Ночами он и Яков Иванович подолгу засиживались в кабинете учителя. Бывшего комиссара теперь даже летом измучивал ревматизм, и он был рад забыться, беседуя, от каторжной боли в суставах.
— Боюсь, без помощи мне и до берега не добраться, — пожаловался Городенко однажды. Он попытался шуткой отвлечь учителя от нерадостных дум.
— Вам ведь не нужно, Яков Иванович, выходить на рассвете к морю, ждать Песню синих морей. Песня сама теперь знает дорогу к вашему дому!
Городенко взглянул на него исподлобья, умолк. Потом промолвил:
— Ждать у берега Песню — не мужское занятие, брат… К Песне надо идти навстречу.
Он сказал это с убежденностью, однако и с грустью, не скрывая того, что жизнь и в его мечту внесла поправку своею суровой логикой.
Из-за болезни Яков Иванович не смог проводить его к поезду. Он, Колька, с трудом уговорил остаться дома и Анну Сергеевну: незачем было брести к полустанку несколько километров да столько же возвращаться — по пыльному большаку, по степи, наполненной зноем. Разве знал он тогда, что эта встреча с учителем будет последней!
Провожала его Люська. Всю дорогу до полустанка и затем, в ожидании поезда, они говорили: об учителе, о земляках, о прошлом. Но когда под столетними осокорями, над крошечным перроном из выцветшего ракушечника звякнул прощально колокол, Люська прижалась щекой к его плечу, пытаясь ресницами удержать набежавшие слезы.
— Если тебе когда-нибудь будет трудно, знай: Петрик и я тебя помним. — И совсем тихо добавила: — И любим.
Стук колес уносил его от Стожарска. Он смотрел на степь за окном, но видел робкие слезы, выступившие в глазах у Люськи, слышал ее взволнованный голос… Кажется, профессор Агафонов когда-то сказал, что люди сами не знают порой, как нужны друг другу.
Давно, ох, как давно он не был в Стожарске! Тогда, во время приезда, он перенес из родного дома к Люське кое-что из вещей: то, что хотел сохранить на память о матери и отце. С собою увез лишь фотографии. Об этих вещах Люська часто напоминала в письмах: о том, что вещи ждут своего хозяина. Но в последних письмах ее все чаще стала сквозить обида…
Что ж, Люська права: с тех пор, как он стал офицером, он все свои отпуски проводит в Ленинграде. Там, под осинами Волкова кладбища, ждет его на гранитной скале чайка из белого мрамора с перебитым крылом. Этот памятник он поставил на первые свои: лейтенантские жалования.
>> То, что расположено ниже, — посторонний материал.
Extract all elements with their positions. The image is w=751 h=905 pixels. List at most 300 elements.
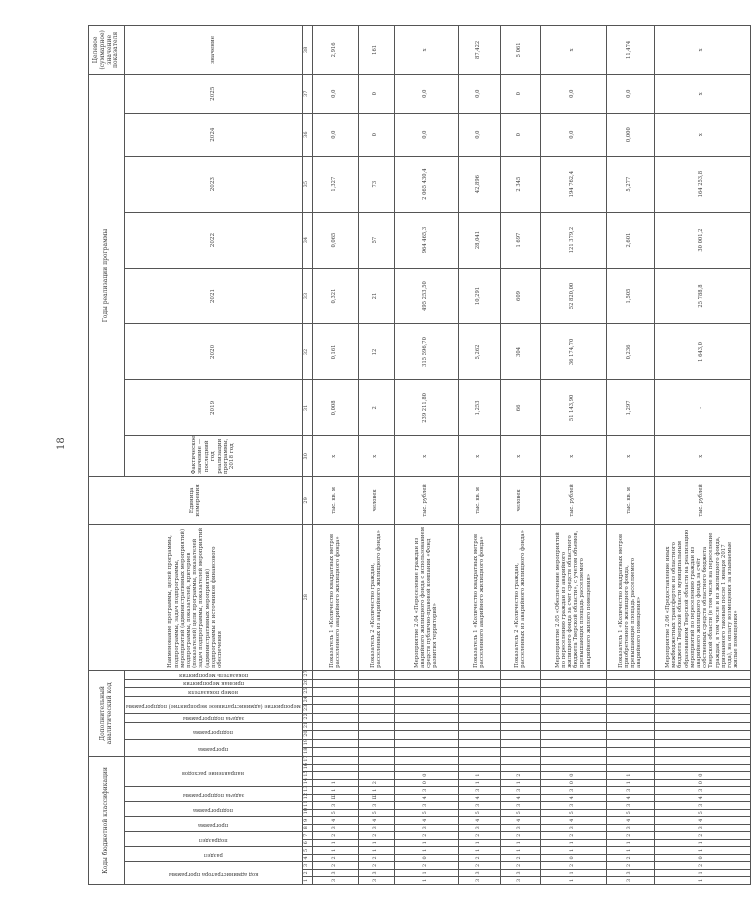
- kbk-header-subsection: подраздел: [125, 832, 303, 847]
- row-year-value: 194 762,4: [540, 156, 606, 212]
- col-num: 22: [302, 713, 312, 722]
- table-row: [358, 26, 394, 885]
- code-cell: [358, 756, 394, 764]
- code-cell: [312, 713, 358, 722]
- code-cell: [358, 772, 394, 780]
- analytic-header-index-number: номер показателя: [125, 688, 303, 697]
- code-cell: [500, 688, 540, 697]
- analytic-header-subprogram: подпрограмма: [125, 722, 303, 739]
- code-cell: [312, 705, 358, 714]
- code-cell: 2: [654, 832, 750, 840]
- row-year-value: 42,896: [458, 156, 500, 212]
- code-cell: [394, 739, 458, 748]
- code-cell: [500, 756, 540, 764]
- code-cell: [458, 705, 500, 714]
- col-num: 3: [302, 862, 312, 870]
- code-cell: [458, 722, 500, 731]
- col-num: 28: [302, 524, 312, 670]
- row-year-value: 0: [500, 74, 540, 113]
- code-cell: [540, 722, 606, 731]
- code-cell: 1: [312, 847, 358, 855]
- code-cell: 1: [606, 779, 654, 787]
- row-year-value: 0,0: [458, 74, 500, 113]
- code-cell: 1: [458, 839, 500, 847]
- col-num: 34: [302, 212, 312, 268]
- code-cell: 1: [394, 847, 458, 855]
- code-cell: 1: [606, 847, 654, 855]
- code-cell: [606, 696, 654, 705]
- code-cell: [358, 739, 394, 748]
- code-cell: 3: [458, 802, 500, 810]
- unit-column-header: Единица измерения: [89, 477, 303, 524]
- col-num: 15: [302, 772, 312, 780]
- row-unit: тыс. кв. м: [606, 477, 654, 524]
- code-cell: [458, 764, 500, 772]
- code-cell: 1: [358, 839, 394, 847]
- row-year-value: 304: [500, 324, 540, 380]
- code-cell: 1: [394, 839, 458, 847]
- target-group-header: Целевое (суммарное) значение показателя: [89, 26, 125, 75]
- code-cell: [312, 764, 358, 772]
- code-cell: 4: [500, 794, 540, 802]
- code-cell: [394, 748, 458, 757]
- code-cell: [606, 739, 654, 748]
- row-unit: человек: [358, 477, 394, 524]
- code-cell: [458, 679, 500, 688]
- row-year-value: 0,008: [312, 380, 358, 436]
- code-cell: [540, 764, 606, 772]
- year-header-2024: 2024: [125, 113, 303, 156]
- row-year-value: 1 643,0: [654, 324, 750, 380]
- row-year-value: 21: [358, 268, 394, 324]
- code-cell: 5: [312, 809, 358, 817]
- analytic-header-program: программа: [125, 739, 303, 756]
- code-cell: [312, 756, 358, 764]
- code-cell: [606, 731, 654, 740]
- code-cell: 1: [654, 877, 750, 885]
- row-actual-2018: х: [358, 436, 394, 477]
- kbk-header-task: задача подпрограммы: [125, 787, 303, 802]
- code-cell: [500, 722, 540, 731]
- row-target-value: 2,916: [312, 26, 358, 75]
- col-num: 38: [302, 26, 312, 75]
- code-cell: 5: [358, 809, 394, 817]
- row-actual-2018: х: [458, 436, 500, 477]
- row-name: Показатель 1 «Количество квадратных метров приобретенного жилищного фонда, превышающие площадь расселяемого аварийного помещения»: [606, 524, 654, 670]
- row-year-value: 52 820,00: [540, 268, 606, 324]
- code-cell: 3: [312, 877, 358, 885]
- code-cell: [540, 705, 606, 714]
- col-num: 10: [302, 809, 312, 817]
- code-cell: 1: [540, 847, 606, 855]
- row-year-value: 73: [358, 156, 394, 212]
- row-name: Показатель 2 «Количество граждан, расселенных из аварийного жилищного фонда»: [500, 524, 540, 670]
- code-cell: 2: [540, 862, 606, 870]
- code-cell: [312, 748, 358, 757]
- code-cell: 1: [540, 877, 606, 885]
- years-group-header: Годы реализации программы: [89, 74, 125, 476]
- row-year-value: 0,000: [606, 113, 654, 156]
- code-cell: 1: [606, 839, 654, 847]
- code-cell: 3: [500, 802, 540, 810]
- code-cell: [654, 739, 750, 748]
- table-row: [606, 26, 654, 885]
- code-cell: 3: [606, 787, 654, 795]
- code-cell: [394, 722, 458, 731]
- code-cell: 2: [358, 854, 394, 862]
- code-cell: 2: [312, 832, 358, 840]
- code-cell: [500, 670, 540, 679]
- col-num: 9: [302, 817, 312, 825]
- code-cell: [500, 731, 540, 740]
- row-name: Показатель 1 «Количество квадратных метров расселенного аварийного жилищного фонда»: [458, 524, 500, 670]
- code-cell: [312, 731, 358, 740]
- code-cell: 0: [654, 779, 750, 787]
- table-row: [654, 26, 750, 885]
- year-header-2022: 2022: [125, 212, 303, 268]
- col-num: 4: [302, 854, 312, 862]
- code-cell: 1: [394, 877, 458, 885]
- code-cell: 1: [540, 869, 606, 877]
- row-year-value: 2: [358, 380, 394, 436]
- row-year-value: 66: [500, 380, 540, 436]
- col-num: 32: [302, 324, 312, 380]
- code-cell: 1: [458, 779, 500, 787]
- year-header-2021: 2021: [125, 268, 303, 324]
- code-cell: 3: [500, 877, 540, 885]
- code-cell: [394, 731, 458, 740]
- code-cell: 1: [606, 772, 654, 780]
- code-cell: [500, 696, 540, 705]
- row-unit: тыс. кв. м: [312, 477, 358, 524]
- code-cell: 1: [654, 869, 750, 877]
- row-target-value: 161: [358, 26, 394, 75]
- table-row: [394, 26, 458, 885]
- code-cell: [458, 739, 500, 748]
- code-cell: [606, 679, 654, 688]
- code-cell: 5: [540, 809, 606, 817]
- code-cell: 1: [458, 772, 500, 780]
- col-num: 29: [302, 477, 312, 524]
- code-cell: 2: [500, 854, 540, 862]
- code-cell: [458, 670, 500, 679]
- col-num: 18: [302, 748, 312, 757]
- table-row: [540, 26, 606, 885]
- row-year-value: 2 345: [500, 156, 540, 212]
- code-cell: [606, 688, 654, 697]
- code-cell: 2: [606, 862, 654, 870]
- analytic-header-event-index: показатель мероприятия: [125, 670, 303, 679]
- code-cell: [606, 764, 654, 772]
- code-cell: [458, 731, 500, 740]
- row-year-value: 12: [358, 324, 394, 380]
- row-name: Мероприятие 2.06 «Предоставление иных межбюджетных трансфертов из областного бюджета Тверской области муниципальным образованиям Тверской области на реализацию мероприятий по переселению граждан из аварийного жилищного фонда за счёт собственных средств областного бюджета Тверской области (в том числе на переселение граждан, в том числе и из жилищного фонда, признанного таковым после 1 января 2017 года), на оплату возмещения за изымаемые жилые помещения»: [654, 524, 750, 670]
- col-num: 36: [302, 113, 312, 156]
- row-year-value: 28,041: [458, 212, 500, 268]
- year-header-2019: 2019: [125, 380, 303, 436]
- row-year-value: 0,236: [606, 324, 654, 380]
- code-cell: 3: [606, 877, 654, 885]
- code-cell: 2: [394, 832, 458, 840]
- row-year-value: 1 697: [500, 212, 540, 268]
- row-year-value: 0: [358, 74, 394, 113]
- code-cell: [654, 748, 750, 757]
- col-num: 37: [302, 74, 312, 113]
- row-target-value: 11,474: [606, 26, 654, 75]
- row-year-value: 51 143,90: [540, 380, 606, 436]
- code-cell: [654, 722, 750, 731]
- code-cell: 2: [500, 862, 540, 870]
- code-cell: 2: [312, 854, 358, 862]
- code-cell: 0: [654, 854, 750, 862]
- code-cell: 4: [540, 817, 606, 825]
- code-cell: [500, 679, 540, 688]
- code-cell: [654, 705, 750, 714]
- col-num: 2: [302, 869, 312, 877]
- code-cell: 2: [358, 832, 394, 840]
- col-num: 33: [302, 268, 312, 324]
- code-cell: 5: [606, 809, 654, 817]
- code-cell: [540, 731, 606, 740]
- code-cell: [540, 756, 606, 764]
- code-cell: [358, 705, 394, 714]
- code-cell: Ш: [358, 794, 394, 802]
- code-cell: [654, 756, 750, 764]
- analytic-header-event-flag: признак мероприятия: [125, 679, 303, 688]
- code-cell: 3: [358, 877, 394, 885]
- row-target-value: х: [394, 26, 458, 75]
- row-year-value: 121 379,2: [540, 212, 606, 268]
- budget-codes-header: Коды бюджетной классификации: [89, 756, 125, 884]
- row-actual-2018: х: [606, 436, 654, 477]
- row-year-value: 0,0: [458, 113, 500, 156]
- row-year-value: 36 174,70: [540, 324, 606, 380]
- row-year-value: 25 788,8: [654, 268, 750, 324]
- code-cell: 3: [606, 824, 654, 832]
- code-cell: 5: [394, 809, 458, 817]
- col-num: 27: [302, 670, 312, 679]
- code-cell: [312, 739, 358, 748]
- code-cell: 1: [654, 847, 750, 855]
- code-cell: 3: [312, 869, 358, 877]
- row-year-value: 964 465,3: [394, 212, 458, 268]
- code-cell: 2: [606, 854, 654, 862]
- code-cell: 3: [458, 869, 500, 877]
- analytic-header-event: мероприятие (административное мероприятие) подпрограммы: [125, 696, 303, 713]
- code-cell: [358, 670, 394, 679]
- row-year-value: 0,0: [312, 113, 358, 156]
- row-unit: человек: [500, 477, 540, 524]
- code-cell: 3: [312, 824, 358, 832]
- row-year-value: 30 001,2: [654, 212, 750, 268]
- code-cell: 3: [654, 802, 750, 810]
- code-cell: [358, 748, 394, 757]
- code-cell: 0: [394, 854, 458, 862]
- col-num: 25: [302, 688, 312, 697]
- code-cell: 3: [394, 802, 458, 810]
- col-num: 35: [302, 156, 312, 212]
- row-year-value: х: [654, 113, 750, 156]
- code-cell: [358, 731, 394, 740]
- code-cell: [654, 731, 750, 740]
- row-year-value: 1,505: [606, 268, 654, 324]
- code-cell: 2: [458, 832, 500, 840]
- code-cell: [458, 696, 500, 705]
- column-number-row: [302, 26, 312, 885]
- code-cell: [358, 713, 394, 722]
- code-cell: [312, 679, 358, 688]
- col-num: 7: [302, 832, 312, 840]
- code-cell: [654, 670, 750, 679]
- code-cell: 3: [540, 787, 606, 795]
- code-cell: [394, 688, 458, 697]
- col-num: 8: [302, 824, 312, 832]
- code-cell: 2: [458, 854, 500, 862]
- code-cell: 5: [458, 809, 500, 817]
- code-cell: [358, 696, 394, 705]
- table-row: [312, 26, 358, 885]
- code-cell: 4: [458, 794, 500, 802]
- code-cell: [458, 688, 500, 697]
- row-year-value: 2,601: [606, 212, 654, 268]
- col-num: 11: [302, 802, 312, 810]
- row-year-value: 0,0: [540, 113, 606, 156]
- code-cell: [500, 713, 540, 722]
- code-cell: [540, 748, 606, 757]
- row-year-value: х: [654, 74, 750, 113]
- row-year-value: 0,0: [606, 74, 654, 113]
- row-unit: тыс. кв. м: [458, 477, 500, 524]
- code-cell: 2: [606, 832, 654, 840]
- code-cell: 3: [358, 802, 394, 810]
- code-cell: [606, 748, 654, 757]
- code-cell: [500, 764, 540, 772]
- row-year-value: 0,0: [312, 74, 358, 113]
- code-cell: 2: [500, 772, 540, 780]
- code-cell: 3: [500, 787, 540, 795]
- code-cell: 3: [358, 824, 394, 832]
- program-table: [88, 25, 751, 885]
- row-year-value: 315 596,70: [394, 324, 458, 380]
- code-cell: [312, 670, 358, 679]
- code-cell: 0: [394, 779, 458, 787]
- code-cell: [358, 679, 394, 688]
- kbk-header-section: раздел: [125, 847, 303, 862]
- row-year-value: 609: [500, 268, 540, 324]
- code-cell: 2: [358, 862, 394, 870]
- col-num: 21: [302, 722, 312, 731]
- code-cell: [606, 722, 654, 731]
- code-cell: 0: [394, 772, 458, 780]
- code-cell: 3: [606, 869, 654, 877]
- row-year-value: 0,0: [394, 74, 458, 113]
- col-num: 13: [302, 787, 312, 795]
- code-cell: 1: [358, 787, 394, 795]
- code-cell: 4: [654, 794, 750, 802]
- code-cell: 3: [500, 869, 540, 877]
- code-cell: 5: [500, 809, 540, 817]
- row-year-value: 0,0: [394, 113, 458, 156]
- code-cell: [312, 688, 358, 697]
- row-unit: тыс. рублей: [654, 477, 750, 524]
- row-year-value: 2 065 430,4: [394, 156, 458, 212]
- code-cell: 2: [312, 862, 358, 870]
- code-cell: [358, 688, 394, 697]
- col-num: 16: [302, 764, 312, 772]
- code-cell: 3: [394, 787, 458, 795]
- code-cell: [312, 772, 358, 780]
- code-cell: 1: [500, 779, 540, 787]
- row-name: Мероприятие 2.05 «Обеспечение мероприятий по переселению граждан из аварийного жилищного фонда за счет средств областного бюджета Тверской области», с учетом объемов, превышающих площадь расселяемого аварийного жилого помещения»: [540, 524, 606, 670]
- row-year-value: 0,065: [312, 212, 358, 268]
- row-target-value: х: [654, 26, 750, 75]
- kbk-header-direction: направление расходов: [125, 756, 303, 786]
- code-cell: [394, 713, 458, 722]
- code-cell: 1: [500, 847, 540, 855]
- code-cell: 2: [358, 779, 394, 787]
- code-cell: [500, 739, 540, 748]
- code-cell: [394, 679, 458, 688]
- name-column-header: Наименование программы, целей программы, подпрограммы, задач подпрограммы, мероприятий (административных мероприятий) подпрограммы, показателей, критериев (показателей) цели программы, показателей задач подпрограммы, показателей мероприятий (административных мероприятий) подпрограммы и источников финансового обеспечения: [89, 524, 303, 670]
- year-header-2025: 2025: [125, 74, 303, 113]
- code-cell: 4: [540, 794, 606, 802]
- code-cell: 3: [540, 802, 606, 810]
- code-cell: 3: [394, 824, 458, 832]
- row-actual-2018: х: [394, 436, 458, 477]
- kbk-header-admin: код администратора программы: [125, 862, 303, 885]
- col-num: 6: [302, 839, 312, 847]
- row-year-value: -: [654, 380, 750, 436]
- row-year-value: 5,262: [458, 324, 500, 380]
- row-name: Показатель 1 «Количество квадратных метров расселенного аварийного жилищного фонда»: [312, 524, 358, 670]
- code-cell: [458, 748, 500, 757]
- row-year-value: 0: [358, 113, 394, 156]
- row-year-value: 5,277: [606, 156, 654, 212]
- code-cell: [606, 705, 654, 714]
- year-header-2023: 2023: [125, 156, 303, 212]
- row-name: Показатель 2 «Количество граждан, расселенных из аварийного жилищного фонда»: [358, 524, 394, 670]
- row-year-value: 164 253,8: [654, 156, 750, 212]
- row-actual-2018: х: [312, 436, 358, 477]
- code-cell: 4: [312, 817, 358, 825]
- code-cell: 2: [394, 862, 458, 870]
- code-cell: 4: [458, 817, 500, 825]
- code-cell: 2: [458, 862, 500, 870]
- code-cell: 2: [540, 832, 606, 840]
- code-cell: [500, 748, 540, 757]
- col-num: 24: [302, 696, 312, 705]
- code-cell: [540, 713, 606, 722]
- table-row: [458, 26, 500, 885]
- table-row: [500, 26, 540, 885]
- code-cell: 3: [500, 824, 540, 832]
- col-num: 31: [302, 380, 312, 436]
- code-cell: [394, 705, 458, 714]
- code-cell: [394, 764, 458, 772]
- code-cell: 1: [540, 839, 606, 847]
- code-cell: 3: [458, 824, 500, 832]
- code-cell: 4: [358, 817, 394, 825]
- row-actual-2018: х: [540, 436, 606, 477]
- code-cell: 4: [394, 817, 458, 825]
- code-cell: [654, 764, 750, 772]
- code-cell: 4: [606, 817, 654, 825]
- target-value-header: значение: [125, 26, 303, 75]
- code-cell: [358, 722, 394, 731]
- col-num: 30: [302, 436, 312, 477]
- row-year-value: 0,321: [312, 268, 358, 324]
- code-cell: 3: [312, 802, 358, 810]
Тогда он приехал, помнится, в Ленинград на исходе лета. Кончался август. Дворцы над Невой истекали червонным буйством закатного солнца. Через реку, как лунная стежка, ложилось отражение шпиля Петропавловской крепости. По-птичьи подобрав паруса под реи, у набережных Васильевского острова дремали, словно бакланы, учебные барки. И только на невских мостах дули сквозные ветры. Они набивали в открытые окна трамваев запах осенней Балтики, принося временами с моря отрывистые вскрики сирен дозорных миноносцев.
Он влюбился в этот город сразу и навсегда. В его академическую строгость, напоминавшую корабельный уклад, и в дым над причалами порта. В окраины Охты и в парадное, как эполеты, золото Адмиралтейства. В шумный рабочий ритм ленинградских улиц и в молчаливое соседство истории. Но прежде всего — в ленинградцев, с лиц которых еще не сошла блокадная бледность. Испытания и утраты обострили в ленинградцах доброту к друзьям. Они знали цену и горю, и человеческому участию и потому относились к людям трогательно-заботливо, с мягкой неназойливой теплотой. В этой теплоте угадывалась не только душевная щедрость, но и раздумчивость. Видимо, ленинградцы, — говоря словами профессора, — знали о том, как люди нужны друг другу.
Месяц отпуска заполнили хлопоты о памятнике Елене. В свободное время он часами бродил по городу. Не по тем примечательным местам, что указаны в путеводителях, а просто по улицам и переулкам. Радовался, что многие дома в Ленинграде похожи на тот, у Обводного канала на Лиговке, в котором жила Елена. Ему нравились узкие улицы заневских районов: с крутыми поворотами трамвайных путей, с маленькими, свободными от асфальта скверами. В них, в этих улицах, — в отличие от кафедральных проспектов, — царил устоявшийся житейский уют. Здесь не резало слух, а звучало запросто: «Мой переулок». «На нашей улице»…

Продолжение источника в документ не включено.